Note that I checked this fixes the rocRAND threefry regression, which was the last remaining one.
The threshold was found experimentally by checking rocRAND performance results. IIRC, 50% was good for MI100, but caused regressions on MI200 in a few tests. 66% seems like a good middleground that still benefits rocRAND on MI100 without hurting MI200.
I also think that threshold makes sense.
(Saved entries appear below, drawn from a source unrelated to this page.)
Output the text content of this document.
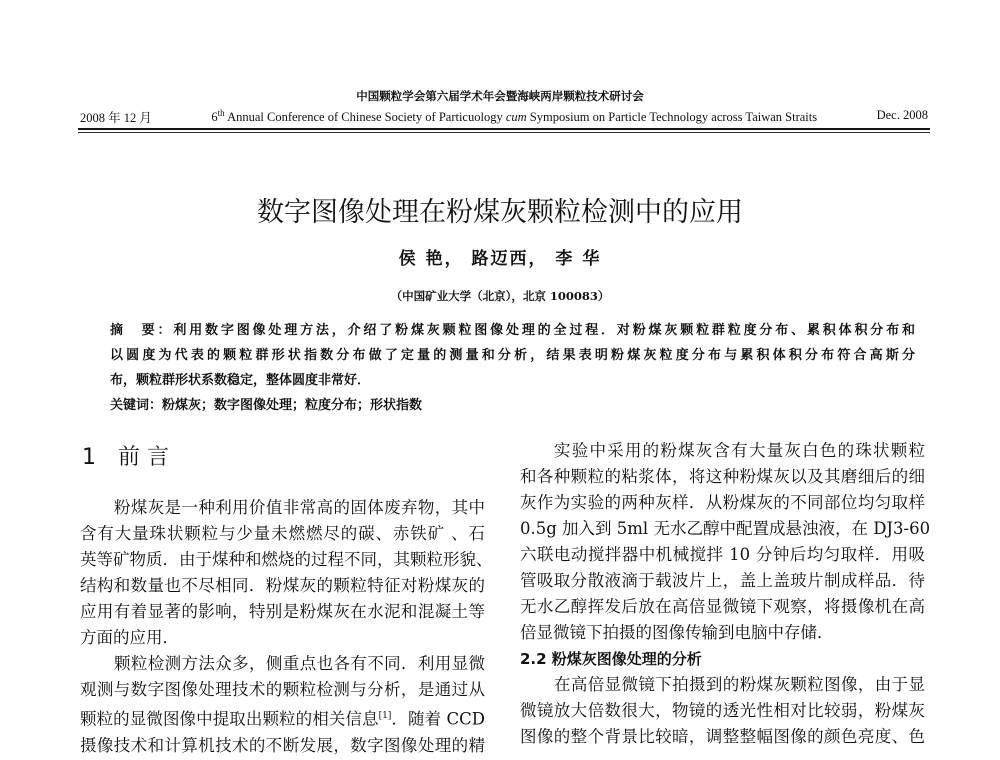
中国颗粒学会第六届学术年会暨海峡两岸颗粒技术研讨会
2008 年 12 月	6th Annual Conference of Chinese Society of Particuology cum Symposium on Particle Technology across Taiwan Straits	Dec. 2008
数字图像处理在粉煤灰颗粒检测中的应用
侯 艳， 路迈西， 李 华
（中国矿业大学（北京），北京 100083）
摘　要：利用数字图像处理方法，介绍了粉煤灰颗粒图像处理的全过程．对粉煤灰颗粒群粒度分布、累积体积分布和
以圆度为代表的颗粒群形状指数分布做了定量的测量和分析，结果表明粉煤灰粒度分布与累积体积分布符合高斯分
布，颗粒群形状系数稳定，整体圆度非常好．
关键词：粉煤灰；数字图像处理；粒度分布；形状指数
1　前 言
粉煤灰是一种利用价值非常高的固体废弃物，其中
含有大量珠状颗粒与少量未燃燃尽的碳、赤铁矿 、石
英等矿物质．由于煤种和燃烧的过程不同，其颗粒形貌、
结构和数量也不尽相同．粉煤灰的颗粒特征对粉煤灰的
应用有着显著的影响，特别是粉煤灰在水泥和混凝土等
方面的应用．
颗粒检测方法众多，侧重点也各有不同．利用显微
观测与数字图像处理技术的颗粒检测与分析，是通过从
颗粒的显微图像中提取出颗粒的相关信息[1]．随着 CCD
摄像技术和计算机技术的不断发展，数字图像处理的精
实验中采用的粉煤灰含有大量灰白色的珠状颗粒
和各种颗粒的粘浆体，将这种粉煤灰以及其磨细后的细
灰作为实验的两种灰样．从粉煤灰的不同部位均匀取样
0.5g 加入到 5ml 无水乙醇中配置成悬浊液，在 DJ3-60
六联电动搅拌器中机械搅拌 10 分钟后均匀取样．用吸
管吸取分散液滴于载波片上，盖上盖玻片制成样品．待
无水乙醇挥发后放在高倍显微镜下观察，将摄像机在高
倍显微镜下拍摄的图像传输到电脑中存储．
2.2 粉煤灰图像处理的分析
在高倍显微镜下拍摄到的粉煤灰颗粒图像，由于显
微镜放大倍数很大，物镜的透光性相对比较弱，粉煤灰
图像的整个背景比较暗，调整整幅图像的颜色亮度、色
We want to break all of the PHIs only when there is a very strong indication that it'll be beneficial. 50% is too much of a coinflip.
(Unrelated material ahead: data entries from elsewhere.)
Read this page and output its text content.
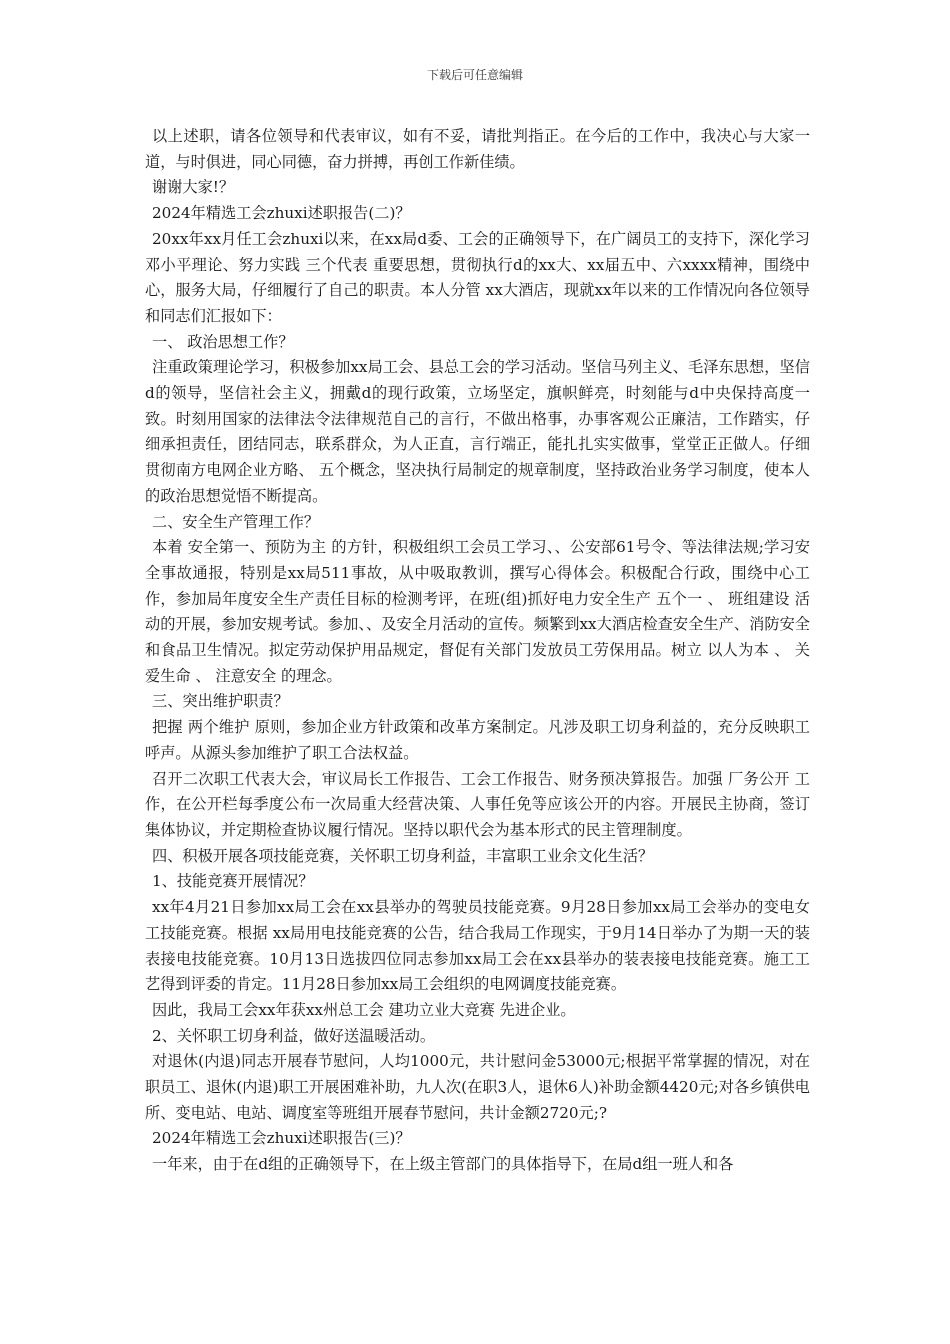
下载后可任意编辑

以上述职，请各位领导和代表审议，如有不妥，请批判指正。在今后的工作中，我决心与大家一道，与时俱进，同心同德，奋力拼搏，再创工作新佳绩。

谢谢大家!？

2024年精选工会zhuxi述职报告(二)？

20xx年xx月任工会zhuxi以来，在xx局d委、工会的正确领导下，在广阔员工的支持下，深化学习邓小平理论、努力实践 三个代表 重要思想，贯彻执行d的xx大、xx届五中、六xxxx精神，围绕中心，服务大局，仔细履行了自己的职责。本人分管 xx大酒店，现就xx年以来的工作情况向各位领导和同志们汇报如下：

一、 政治思想工作？

注重政策理论学习，积极参加xx局工会、县总工会的学习活动。坚信马列主义、毛泽东思想，坚信d的领导，坚信社会主义，拥戴d的现行政策，立场坚定，旗帜鲜亮，时刻能与d中央保持高度一致。时刻用国家的法律法令法律规范自己的言行，不做出格事，办事客观公正廉洁，工作踏实，仔细承担责任，团结同志，联系群众，为人正直，言行端正，能扎扎实实做事，堂堂正正做人。仔细贯彻南方电网企业方略、 五个概念，坚决执行局制定的规章制度，坚持政治业务学习制度，使本人的政治思想觉悟不断提高。

二、安全生产管理工作？

本着 安全第一、预防为主 的方针，积极组织工会员工学习、、公安部61号令、等法律法规;学习安全事故通报，特别是xx局511事故，从中吸取教训，撰写心得体会。积极配合行政，围绕中心工作，参加局年度安全生产责任目标的检测考评，在班(组)抓好电力安全生产 五个一 、 班组建设 活动的开展，参加安规考试。参加、、及安全月活动的宣传。频繁到xx大酒店检查安全生产、消防安全和食品卫生情况。拟定劳动保护用品规定，督促有关部门发放员工劳保用品。树立 以人为本 、 关爱生命 、 注意安全 的理念。

三、突出维护职责？

把握 两个维护 原则，参加企业方针政策和改革方案制定。凡涉及职工切身利益的，充分反映职工呼声。从源头参加维护了职工合法权益。

召开二次职工代表大会，审议局长工作报告、工会工作报告、财务预决算报告。加强 厂务公开 工作，在公开栏每季度公布一次局重大经营决策、人事任免等应该公开的内容。开展民主协商，签订集体协议，并定期检查协议履行情况。坚持以职代会为基本形式的民主管理制度。

四、积极开展各项技能竞赛，关怀职工切身利益，丰富职工业余文化生活？

1、技能竞赛开展情况？

xx年4月21日参加xx局工会在xx县举办的驾驶员技能竞赛。9月28日参加xx局工会举办的变电女工技能竞赛。根据 xx局用电技能竞赛的公告，结合我局工作现实，于9月14日举办了为期一天的装表接电技能竞赛。10月13日选拔四位同志参加xx局工会在xx县举办的装表接电技能竞赛。施工工艺得到评委的肯定。11月28日参加xx局工会组织的电网调度技能竞赛。

因此，我局工会xx年获xx州总工会 建功立业大竞赛 先进企业。

2、关怀职工切身利益，做好送温暖活动。

对退休(内退)同志开展春节慰问，人均1000元，共计慰问金53000元;根据平常掌握的情况，对在职员工、退休(内退)职工开展困难补助，九人次(在职3人，退休6人)补助金额4420元;对各乡镇供电所、变电站、电站、调度室等班组开展春节慰问，共计金额2720元;?

2024年精选工会zhuxi述职报告(三)？

一年来，由于在d组的正确领导下，在上级主管部门的具体指导下，在局d组一班人和各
arsenm added inline comments.Jul 28 2023, 7:51 AM
llvm/lib/Target/AMDGPU/AMDGPUCodeGenPrepare.cpp
1831

Try to avoid FP for this?

1836

don't understand the point of the metadata, adding metadata only for a single test seems like a bad idea

Pierre-vh marked 2 inline comments as done.

Remove MD, avoid FP math

arsenm added inline comments.Jul 31 2023, 4:43 PM
llvm/lib/Target/AMDGPU/AMDGPUCodeGenPrepare.cpp
34

Dead include

rm dead include

Pierre-vh marked an inline comment as done.Jul 31 2023, 11:39 PM

rm dead MD in the test too

arsenm added inline comments.Aug 3 2023, 6:58 AM
llvm/lib/Target/AMDGPU/AMDGPUCodeGenPrepare.cpp
1842

Can you use isInterestingPHIIncomingValue directly without the lambda?
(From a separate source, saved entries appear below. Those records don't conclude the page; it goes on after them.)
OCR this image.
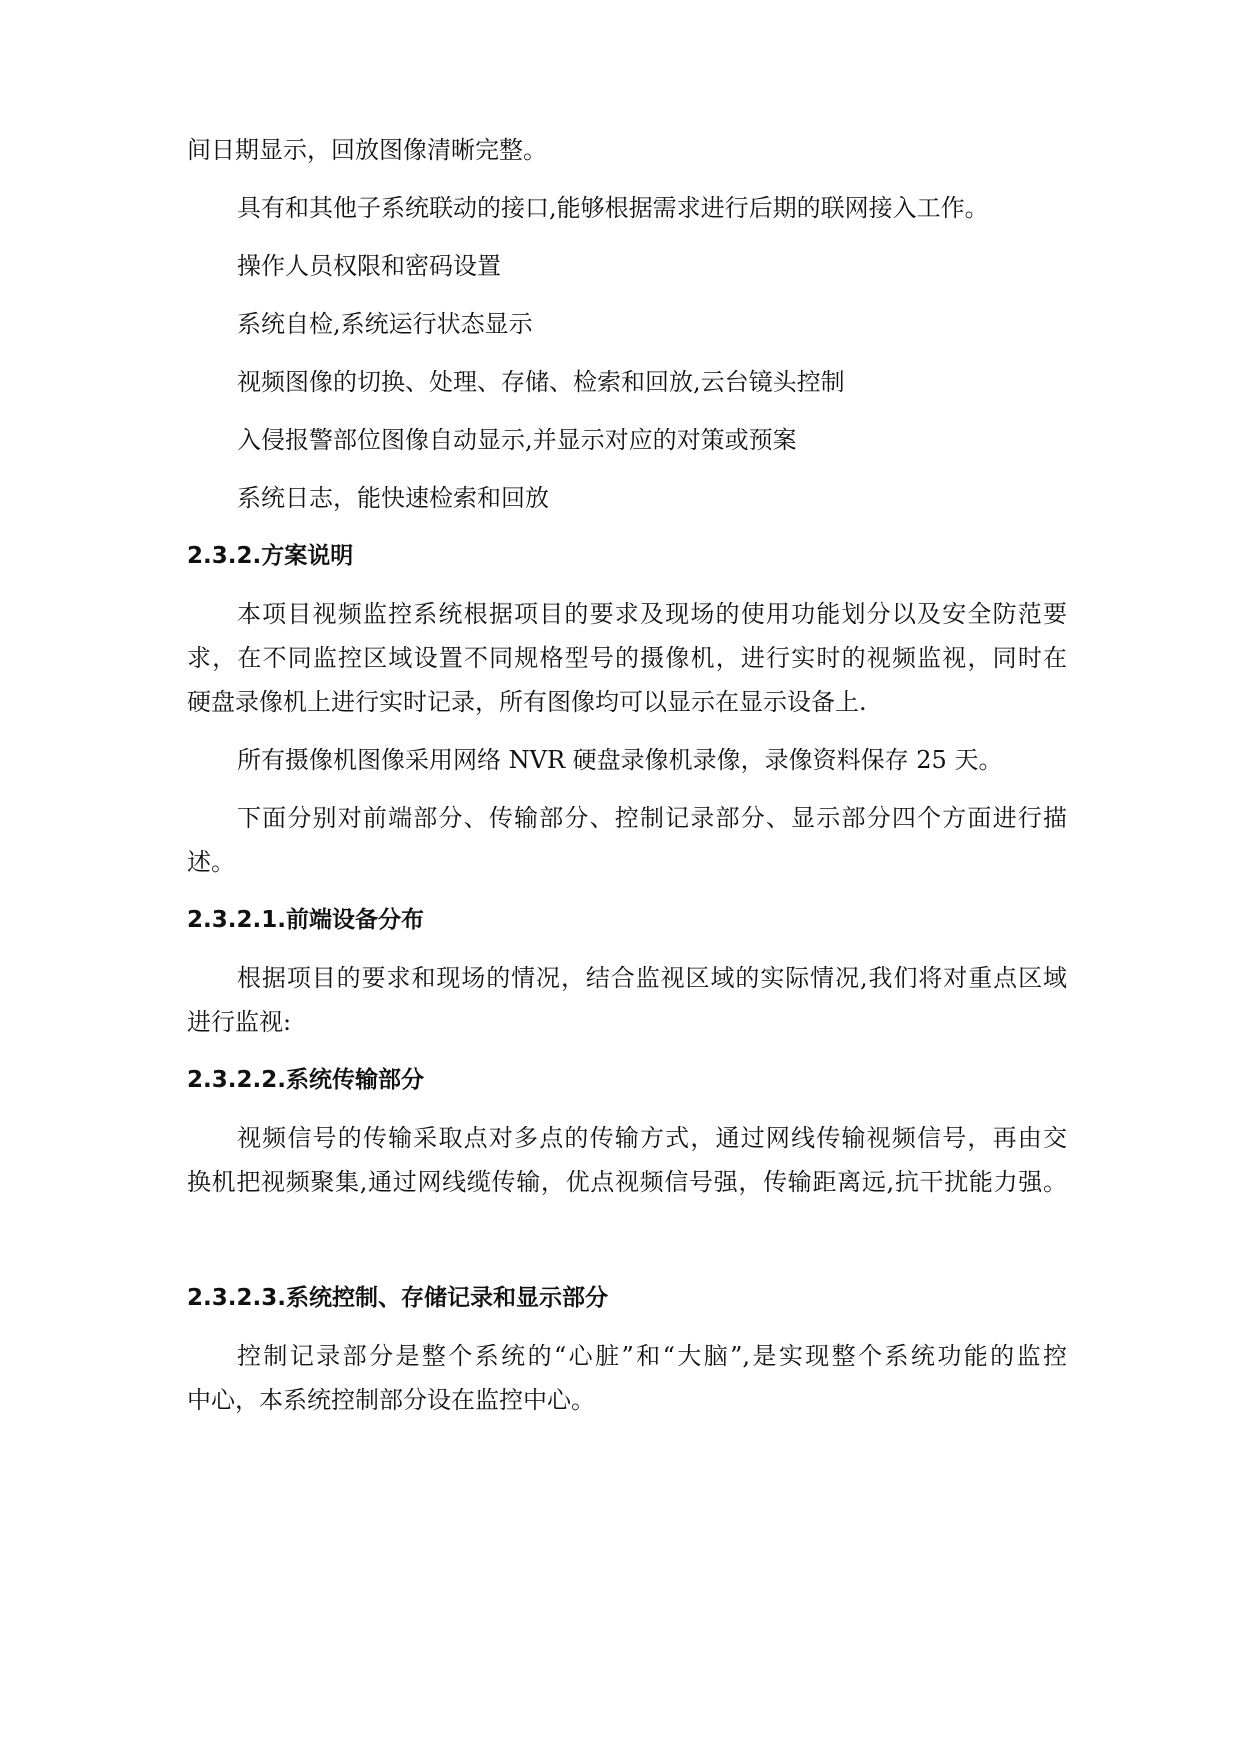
间日期显示，回放图像清晰完整。
具有和其他子系统联动的接口,能够根据需求进行后期的联网接入工作。
操作人员权限和密码设置
系统自检,系统运行状态显示
视频图像的切换、处理、存储、检索和回放,云台镜头控制
入侵报警部位图像自动显示,并显示对应的对策或预案
系统日志，能快速检索和回放
2.3.2.方案说明
本项目视频监控系统根据项目的要求及现场的使用功能划分以及安全防范要
求，在不同监控区域设置不同规格型号的摄像机，进行实时的视频监视，同时在
硬盘录像机上进行实时记录，所有图像均可以显示在显示设备上.
所有摄像机图像采用网络 NVR 硬盘录像机录像，录像资料保存 25 天。
下面分别对前端部分、传输部分、控制记录部分、显示部分四个方面进行描
述。
2.3.2.1.前端设备分布
根据项目的要求和现场的情况，结合监视区域的实际情况,我们将对重点区域
进行监视:
2.3.2.2.系统传输部分
视频信号的传输采取点对多点的传输方式，通过网线传输视频信号，再由交
换机把视频聚集,通过网线缆传输，优点视频信号强，传输距离远,抗干扰能力强。
2.3.2.3.系统控制、存储记录和显示部分
控制记录部分是整个系统的“心脏”和“大脑”,是实现整个系统功能的监控
中心，本系统控制部分设在监控中心。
Pierre-vh updated this revision to Diff 546850.Aug 3 2023, 7:10 AM

Address comment

arsenm added inline comments.Aug 3 2023, 7:22 AM
llvm/lib/Target/AMDGPU/AMDGPUCodeGenPrepare.cpp
444

Random formatting change

556–557

Random formatting changes

Pierre-vh updated this revision to Diff 546853.Aug 3 2023, 7:24 AM

Remove formatting changes

arsenm accepted this revision.Aug 3 2023, 7:31 AM

I've been debating just introduce a late large register tuple splitting pass

llvm/lib/Target/AMDGPU/AMDGPUCodeGenPrepare.cpp
1809

These could probably be SmallPtrSets

This revision is now accepted and ready to land.Aug 3 2023, 7:31 AM
Pierre-vh updated this revision to Diff 546865.Aug 3 2023, 7:40 AM
Pierre-vh marked an inline comment as done.

Switch to SmallPtrSet

Pierre-vh added a comment.EditedAug 3 2023, 7:40 AM

I've also been wondering if this transform should just be a separate pass that runs very late, right before ISel, to avoid any interference/unintended side effects such as the Structurizer adding branches if we split a PHI.
Then it could be generalized and made smarter to think about more than just PHIs.

Is that close to what you're thinking, or are you thinking about something else entirely?
I've also been wondering if it's possible to just do this in the DAG directly, when splitting values (make it possible to split a CopyFrom/CopyToReg), but that seems like a very big effort.

This revision was landed with ongoing or failed builds.Aug 3 2023, 7:41 AM
This revision was automatically updated to reflect the committed changes.